In tale contesto, al temine di un ininterrotto sforzo investigativo, i Carabinieri di Paternò, in meno di 48 ore, sarebbero riusciti a chiudere il cerchio attorno al presunto responsabile.

In particolare, al termine di un’articolata indagine a 360° su tutti gli aspetti relazionali della vittima, che ha altresì coinvolto il mondo della raccolta degli agrumi nel paternese, setacciando sia l’insediamento denominato “Ciappe Bianche” – una tendopoli nelle campagne alle porte di Paternò che ospita circa 300 migranti impiegati nella raccolta agrumicola – che la comunità rumena di Paternò, i militari, in una fase del procedimento in cui non si è ancora realizzato il contraddittorio con la difesa, avrebbero individuato il presunto autore del cruento omicidio, che si è reso sin da subito irreperibile.

Parallelamente alle attività d’indagine, è quindi scattata una complessa ed ininterrotta “caccia all’uomo”, che è stato dapprima localizzato nel territorio campano, per poi proseguire verso l’Italia settentrionale, fino a quando, nella serata del 5 febbraio non è giunto a Milano.

A quel punto sono stati chiamati in causa, in supporto, i militari del nucleo investigativo di Milano, che seguendo le indicazioni “in tempo reale” fornite dai Carabinieri del nucleo operativo della Compagnia di Paternò, capaci di monitorare costantemente tutti i movimenti del fuggitivo, verso ora di pranzo del 6 febbraio, hanno rintracciato e catturato il presunto omicida alla stazione centrale di Milano.

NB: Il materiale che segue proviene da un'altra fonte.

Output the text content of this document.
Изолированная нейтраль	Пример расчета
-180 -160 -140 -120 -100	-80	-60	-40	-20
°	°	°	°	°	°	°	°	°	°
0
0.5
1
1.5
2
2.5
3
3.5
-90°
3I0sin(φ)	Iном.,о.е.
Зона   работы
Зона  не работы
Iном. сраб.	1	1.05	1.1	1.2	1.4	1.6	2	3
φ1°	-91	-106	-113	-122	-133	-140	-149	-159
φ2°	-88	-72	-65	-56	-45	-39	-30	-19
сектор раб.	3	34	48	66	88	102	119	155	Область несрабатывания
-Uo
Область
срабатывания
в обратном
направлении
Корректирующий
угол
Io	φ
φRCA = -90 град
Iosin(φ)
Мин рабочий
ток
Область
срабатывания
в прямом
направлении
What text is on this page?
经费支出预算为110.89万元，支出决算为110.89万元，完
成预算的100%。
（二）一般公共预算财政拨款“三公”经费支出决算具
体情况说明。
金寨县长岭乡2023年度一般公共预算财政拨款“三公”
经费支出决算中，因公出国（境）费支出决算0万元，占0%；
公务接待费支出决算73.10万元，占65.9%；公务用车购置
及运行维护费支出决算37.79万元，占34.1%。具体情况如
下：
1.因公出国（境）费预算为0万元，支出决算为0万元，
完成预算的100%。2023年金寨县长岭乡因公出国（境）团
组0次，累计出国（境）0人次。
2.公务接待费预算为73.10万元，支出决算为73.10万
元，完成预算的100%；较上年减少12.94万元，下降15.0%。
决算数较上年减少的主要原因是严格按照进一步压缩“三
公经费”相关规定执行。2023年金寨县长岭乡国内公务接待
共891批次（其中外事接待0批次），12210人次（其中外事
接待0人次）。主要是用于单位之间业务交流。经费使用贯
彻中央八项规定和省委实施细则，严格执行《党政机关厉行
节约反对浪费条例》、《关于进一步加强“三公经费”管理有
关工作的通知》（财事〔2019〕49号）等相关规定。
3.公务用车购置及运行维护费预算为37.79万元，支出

In particolare, l’uomo è stato fermato al binario 20, mentre attendeva di prendere, da lì a 10 minuti, un treno diretto a Ventimiglia, col chiaro l’intento di lasciare l’Italia per recarsi in Francia attraverso quel confine.

Proprio riguardo le ultime fasi della cattura, il Lahmidi, accortosi dei Carabinieri, avrebbe inutilmente cercato di nascondersi tra la folla in attesa sul binario, ammettendo infine di essere il ricercato non appena è stato materialmente bloccato. A ulteriore conferma che si trattasse proprio di lui, anche l’aver ancora indossato gli stessi vestiti che portava durante l’omicidio, immortalati dal sistema di videosorveglianza del distributore.

Allo stato degli atti, le indagini condotte avrebbero permesso di accertare che all’origine dell’omicidio, vi sarebbe una questione legata ad un debito, che l’assassino avrebbe avuto nei confronti della vittima, per questioni di lavoro.

Alla luce delle rilevanti e concordanti risultanze investigative, questa Autorità Giudiziaria ha, quindi, emesso il provvedimento di fermo a carico dell’uomo, il quale è stato tradotto nella casa circondariale di Milano San Vittore.